1980'lere gelindiğinde, Türk Silahlı Kuvvetleri, Soğuk Savaş’ın yoğunlaştığı bu dönemde zırhlı gücünü çağın gereklerine uygun hale getirmek için Batı Almanya’dan Leopard 1 ana muharebe tanklarını envanterine kattı. Bu tanklar, o dönemdeki NATO standardına uygun ateş gücü, mobilite ve zırh koruması sayesinde Türk Kara Kuvvetleri için önemli bir modernizasyon hamlesi anlamına geliyordu. https://www.kkk.tsk.tr.Leopard 1’lerin nispeten hafif yapısı ve yüksek manevra kabiliyeti, özellikle Avrupa odaklı NATO savunma planlamasında Türkiye’nin zırhlı birliklerini daha etkin kıldı. Aynı süreçte, ABD’den M60 Patton serisi tanklar da büyük miktarda tedarik edilerek ordunun zırhlı kapasitesi güçlendirildi. Türkiye, özellikle M60A1 ve gelişmiş elektronik atış kontrol sistemine sahip M60A3 modellerini uzun yıllar boyunca ana muharebe tankı olarak kullandı.[18]. Bu tanklar, hem Batı teknolojisiyle uyumlu donanımları hem de sahip oldukları ateş gücüyle TSK’nın kara harekât doktrininde temel taşı haline geldi; uzun süre boyunca gerek NATO görevlerinde gerekse yurt içi savunma konseptlerinde zırhlı birliklerin belkemiğini oluşturdu. Bu dönemde Leopard 1’lerin mobilitesi ve M60’ların güçlü zırh ve ateş gücü, Türk zırhlı birliklerini niceliksel ve niteliksel anlamda ciddi biçimde güçlendirerek, ordunun NATO içinde etkinliğini artırdı[19].
TSK'nın tank doktrini, Türkiye'nin stratejik konumu ve savunma ihtiyaçlarına göre şekillenmiştir. Hem savunma hem de saldırı amaçlı kullanım için tasarlanan ve seçilen bu tanklar, modern savaş alanlarında TSK’nın ihtiyaçlarını karşlamaktadır . TSK, tankların modernizasyonuna büyük önem vermekte ve bu doğrultuda yerli üretim projelerine ağırlık vermektedir.
Leopard 2A4
Üretim yılı: Almanya'da 1985’te üretime başladı. Türkiye'ye 2005’te teslim edildi.
Zırh: Kompozit + çelik zırh, reaktif zırh yok.
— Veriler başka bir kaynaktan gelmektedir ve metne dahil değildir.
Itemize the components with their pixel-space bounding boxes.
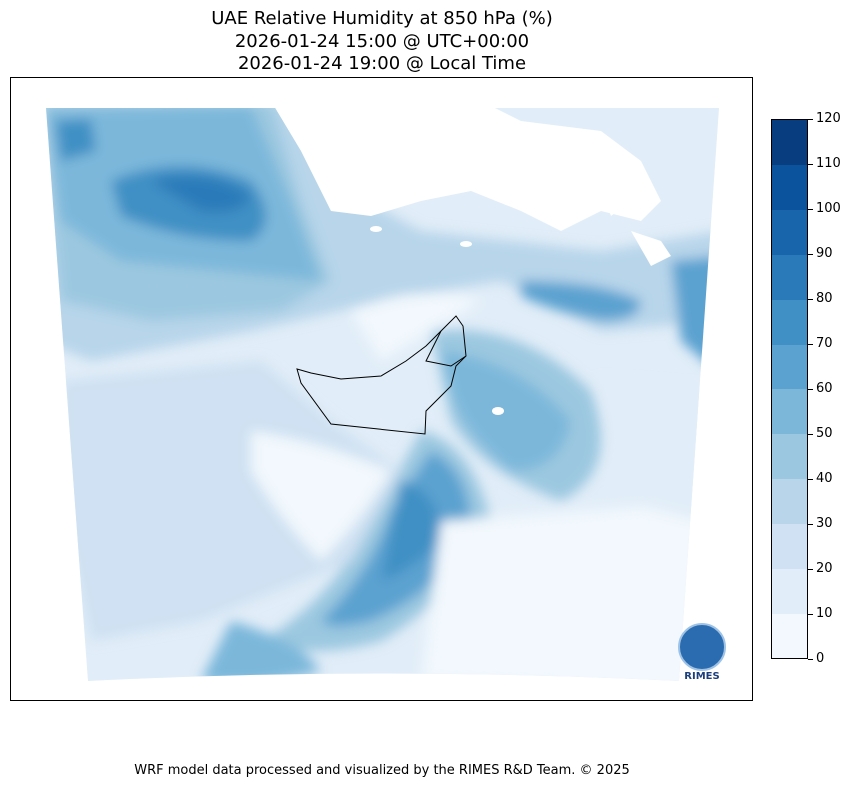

Zırh kalınlığı: Ön kule zırhı ~600–800 mm RHA eşdeğeri.[20]
Modernizasyon: ASELSAN Leopard 2 NG projesiyle lazer uyarı, yeni optik, PULAT gibi sistemler entegre ediliyor.[21][24]
Değerlendirme: Zırhı ve elektronik sistemleri eski kaldığı için modernize edilmeden günümüz tehditlerine karşı zayıf kalabilir.[20][21]
Leopard 1T Volkan
Üretim yılı: Temeli 1965’e dayanır. Türkiye’ye 1980’lerde alındı, 2000’lerde "Volkan" sistemi entegre edildi.[22]
Zırh: Basit çelik zırh. Reaktif ya da kompozit zırh yok.[22]
Zırh kalınlığı: Ön gövde ~70–80 mm.[22]
Top: 105 mm rifled top, modern tanklara göre yetersiz.[22]
Değerlendirme: Ateş kontrol sistemi güncellenmiş olsa da zırh ve silah gücü düşük.[22]
M60T / M60TM (Sabra Mk.II)
Üretim yılı: ABD’de 1960’larda üretildi. İsrail tarafından 2000’lerde modernize edildi.[4]
Zırh: ERA + kompozit zırh. Modern savaşlarda RPG ve bazı ATGM’lere karşı koruma sağlar.
Zırh kalınlığı: ~350–400 mm + ERA, toplamda ~600 mm RHA eşdeğeri.[4]
Top: IMI 120 mm L44 benzeri yivsiz top.
Modernizasyon: ASELSAN katkısıyla AKKOR PULAT aktif koruma, termal kamera, lazer uyarı, SARP eklendi.[5]
Değerlendirme: Modern savaşlara oldukça uygun, özellikle M60TM varyantı.[23][24]
M60A3 TTS
Üretim yılı: 1980’lerde ABD üretimi.
Zırh: Homojen çelik zırh.
Zırh kalınlığı: ~250 mm (ön), yan ve arka zırh çok zayıf.
Top: 105 mm M68 rifled – düşük nüfuz kabiliyeti.[25]
Değerlendirme: Termal sistem eklenmiş ama zırh ve top yetersiz. Modern savaş ortamında riskli.[25]
M48A5T2
Üretim yılı: 1950’ler (A5 modernizasyonu 1980’ler).[26]
Zırh: Düşük dirençli çelik zırh.[26]
Zırh kalınlığı: ~180–200 mm.[26]
Top: 105 mm M68.[26]
Değerlendirme: Günümüz savaşlarında koruması çok zayıf. Genellikle eğitim amaçlı veya yedek olarak tutuluyor.[26]
Altay (T1 & T2)
Üretim yılı: 2023 itibarıyla seri üretim başladı.[27]
Zırh: Kompozit zırh + reaktif zırh + aktif koruma sistemi (AKKOR).[27]
Zırh kalınlığı: 800–1000 mm RHAe’ye kadar koruma.
Top: MKE 120 mm L55, yüksek basınçlı, NATO standartlarının üstünde.[27]
Modernizasyon: En baştan modern tasarlanmış tank. Gelişmiş atış kontrol, lazer koruma, aktif savunma var.
Değerlendirme: Türkiye’nin en gelişmiş tankı. NATO standartlarında ve modern savaşlara uygun.[28]